If you know anyone working on my idea please let me know as I will update my blog post. Nothing would please me more than to learn that someone is already doing this on a serious level.


> how would they know someone is asymptomatic? afaik they are mostly testing people who have symptoms

There was literally a paper published yesterday (or the day before) on a blanket screen done on a population in germany to get some data on the undercount of asymptomatic cases. It was front page news on all the mainstream news sites...

I gotta be honest. This whole discussion has an "amateur hour" vibe. I have a hard time believing that professional academics in a long-established and very competetive field really failed to remember how the measles vaccine worked.

It's not that I think this is a bad idea, just that (1) it's almost certainly someone else's idea already, (2) is therefore probably harder to do than presented and (3) is thus not the magic bullet people are looking for.

To wit: stay the fuck home. Maybe someone will save us. They probably won't. We beat this with isolation or we wait for a vaccine.


I think what you are missing here is what is the novel part of my idea and what is the conventional. It is not novel to think of an attenuated vaccine, what is novel is to look for an attenuated strain in a pandemic using genome sequencing. I hope someone else has thought of this, but so far I haven’t seen any evidence of this.

Waiting for vaccine is not a good option.
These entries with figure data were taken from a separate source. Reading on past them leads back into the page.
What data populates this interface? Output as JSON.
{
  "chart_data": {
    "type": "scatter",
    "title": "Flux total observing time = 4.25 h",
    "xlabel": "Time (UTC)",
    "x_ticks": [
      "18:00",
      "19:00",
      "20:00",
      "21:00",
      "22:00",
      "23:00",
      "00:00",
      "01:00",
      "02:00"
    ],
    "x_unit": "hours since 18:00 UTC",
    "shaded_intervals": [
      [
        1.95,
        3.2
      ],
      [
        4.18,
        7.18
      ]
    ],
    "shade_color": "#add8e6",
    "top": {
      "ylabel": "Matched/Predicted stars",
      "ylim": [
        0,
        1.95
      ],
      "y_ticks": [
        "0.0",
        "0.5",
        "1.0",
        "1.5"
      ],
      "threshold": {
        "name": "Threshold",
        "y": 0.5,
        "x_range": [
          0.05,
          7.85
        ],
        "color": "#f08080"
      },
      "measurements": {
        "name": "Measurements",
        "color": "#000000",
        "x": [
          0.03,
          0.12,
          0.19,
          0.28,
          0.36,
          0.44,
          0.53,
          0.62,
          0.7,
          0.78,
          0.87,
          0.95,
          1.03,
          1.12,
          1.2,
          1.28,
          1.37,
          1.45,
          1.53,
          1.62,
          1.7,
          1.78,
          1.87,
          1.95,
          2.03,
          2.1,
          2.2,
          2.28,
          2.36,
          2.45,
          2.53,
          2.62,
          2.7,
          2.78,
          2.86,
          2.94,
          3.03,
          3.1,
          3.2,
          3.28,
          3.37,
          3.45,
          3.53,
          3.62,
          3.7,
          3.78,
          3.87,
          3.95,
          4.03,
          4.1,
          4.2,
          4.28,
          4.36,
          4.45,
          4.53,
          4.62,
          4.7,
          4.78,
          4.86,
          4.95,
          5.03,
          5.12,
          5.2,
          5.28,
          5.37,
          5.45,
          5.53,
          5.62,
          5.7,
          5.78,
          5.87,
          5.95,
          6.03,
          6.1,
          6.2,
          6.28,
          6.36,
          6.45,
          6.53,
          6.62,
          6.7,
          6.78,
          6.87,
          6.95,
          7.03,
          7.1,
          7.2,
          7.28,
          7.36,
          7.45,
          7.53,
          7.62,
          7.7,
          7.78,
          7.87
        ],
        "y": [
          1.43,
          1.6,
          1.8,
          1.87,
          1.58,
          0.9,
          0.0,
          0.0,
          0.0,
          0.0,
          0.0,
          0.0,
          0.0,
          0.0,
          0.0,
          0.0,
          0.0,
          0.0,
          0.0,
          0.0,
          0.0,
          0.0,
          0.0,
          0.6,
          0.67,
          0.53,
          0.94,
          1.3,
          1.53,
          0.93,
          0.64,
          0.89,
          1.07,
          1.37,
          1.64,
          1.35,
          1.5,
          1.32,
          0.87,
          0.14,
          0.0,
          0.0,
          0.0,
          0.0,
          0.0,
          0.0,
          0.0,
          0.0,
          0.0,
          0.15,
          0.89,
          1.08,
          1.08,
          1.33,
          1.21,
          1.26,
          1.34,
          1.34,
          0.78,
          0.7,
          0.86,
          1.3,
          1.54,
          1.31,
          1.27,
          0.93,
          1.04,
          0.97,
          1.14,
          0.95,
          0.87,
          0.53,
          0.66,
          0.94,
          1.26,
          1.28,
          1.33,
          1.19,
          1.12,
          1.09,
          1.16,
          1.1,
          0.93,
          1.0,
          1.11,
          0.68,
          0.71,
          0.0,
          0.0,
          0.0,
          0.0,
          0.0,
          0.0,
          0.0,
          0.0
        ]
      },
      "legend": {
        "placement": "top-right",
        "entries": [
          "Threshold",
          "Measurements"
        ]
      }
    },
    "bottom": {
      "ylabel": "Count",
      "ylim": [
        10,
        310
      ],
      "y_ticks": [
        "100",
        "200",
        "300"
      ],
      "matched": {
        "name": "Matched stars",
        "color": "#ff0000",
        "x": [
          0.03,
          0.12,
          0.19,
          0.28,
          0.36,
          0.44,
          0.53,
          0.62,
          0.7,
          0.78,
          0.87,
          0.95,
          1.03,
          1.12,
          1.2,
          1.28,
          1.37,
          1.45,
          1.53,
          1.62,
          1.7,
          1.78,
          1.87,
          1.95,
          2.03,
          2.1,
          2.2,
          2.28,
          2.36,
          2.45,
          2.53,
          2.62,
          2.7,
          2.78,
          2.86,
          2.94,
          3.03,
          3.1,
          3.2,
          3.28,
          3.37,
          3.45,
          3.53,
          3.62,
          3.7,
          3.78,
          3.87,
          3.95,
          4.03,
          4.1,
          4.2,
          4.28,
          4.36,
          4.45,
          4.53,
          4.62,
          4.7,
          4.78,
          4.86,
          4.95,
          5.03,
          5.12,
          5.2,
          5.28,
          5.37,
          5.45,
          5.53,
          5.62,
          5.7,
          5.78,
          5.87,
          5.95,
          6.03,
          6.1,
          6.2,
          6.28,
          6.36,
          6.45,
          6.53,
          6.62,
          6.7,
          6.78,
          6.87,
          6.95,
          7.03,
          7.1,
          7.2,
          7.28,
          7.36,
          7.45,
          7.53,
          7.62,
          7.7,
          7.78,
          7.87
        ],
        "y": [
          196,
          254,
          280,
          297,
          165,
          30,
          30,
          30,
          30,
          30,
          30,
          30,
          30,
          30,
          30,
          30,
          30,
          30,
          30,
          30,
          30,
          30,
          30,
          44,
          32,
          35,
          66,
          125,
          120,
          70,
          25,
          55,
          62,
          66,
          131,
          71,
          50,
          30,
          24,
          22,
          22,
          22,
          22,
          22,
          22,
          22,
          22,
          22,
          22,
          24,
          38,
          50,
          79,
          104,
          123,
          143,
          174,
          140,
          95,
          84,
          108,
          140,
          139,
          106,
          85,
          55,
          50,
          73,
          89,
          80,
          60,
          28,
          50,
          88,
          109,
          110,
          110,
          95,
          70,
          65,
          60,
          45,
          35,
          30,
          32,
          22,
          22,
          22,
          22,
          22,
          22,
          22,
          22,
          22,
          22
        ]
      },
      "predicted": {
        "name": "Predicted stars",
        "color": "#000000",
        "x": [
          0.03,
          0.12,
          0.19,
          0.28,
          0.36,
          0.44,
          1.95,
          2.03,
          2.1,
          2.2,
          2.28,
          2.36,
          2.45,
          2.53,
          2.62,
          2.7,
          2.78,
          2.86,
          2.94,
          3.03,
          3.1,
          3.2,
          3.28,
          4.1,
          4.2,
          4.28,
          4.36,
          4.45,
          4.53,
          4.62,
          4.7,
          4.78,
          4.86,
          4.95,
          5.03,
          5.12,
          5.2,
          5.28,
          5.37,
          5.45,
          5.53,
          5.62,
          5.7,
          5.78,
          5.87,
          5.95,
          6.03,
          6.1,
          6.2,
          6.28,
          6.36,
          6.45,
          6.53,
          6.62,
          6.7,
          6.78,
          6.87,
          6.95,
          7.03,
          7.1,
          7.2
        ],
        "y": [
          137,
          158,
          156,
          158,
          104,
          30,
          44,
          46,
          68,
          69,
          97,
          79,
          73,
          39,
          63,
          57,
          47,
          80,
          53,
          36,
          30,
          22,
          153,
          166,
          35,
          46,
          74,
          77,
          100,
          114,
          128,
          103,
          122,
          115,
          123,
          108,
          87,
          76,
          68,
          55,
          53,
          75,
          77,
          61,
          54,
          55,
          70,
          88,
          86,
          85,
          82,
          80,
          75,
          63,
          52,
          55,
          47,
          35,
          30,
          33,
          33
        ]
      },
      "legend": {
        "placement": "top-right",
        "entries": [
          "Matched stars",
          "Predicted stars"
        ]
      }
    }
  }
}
This is a situation with only hard choices.


Why else are hundreds of different labs around the world genome sequencing?


To assess the diversity and spread of the virus it appears. To the best of my knowledge nobody is systematically looking for a natural attenuated strain by genome sequencing. If you are then please get in contact with me.


"Waiting for a vaccine" is mostly a strawman. We're being asked to wait 2-3 months for the outbreaks to reach a size where they can be contained by testing, tracing and quarantine. But that only works if people take this seriously and honor the lockdowns.


Even if this would work in rich countries, this is not a realistic option for people in poor countries. They do not have the money to wait in isolation for the next 3 months.


We’re also likely to see convalescent sera available shortly, and neutralizing antibodies available in several months. Those, along with more widely available testing, will help us tread water until we develop a good drug or vaccine.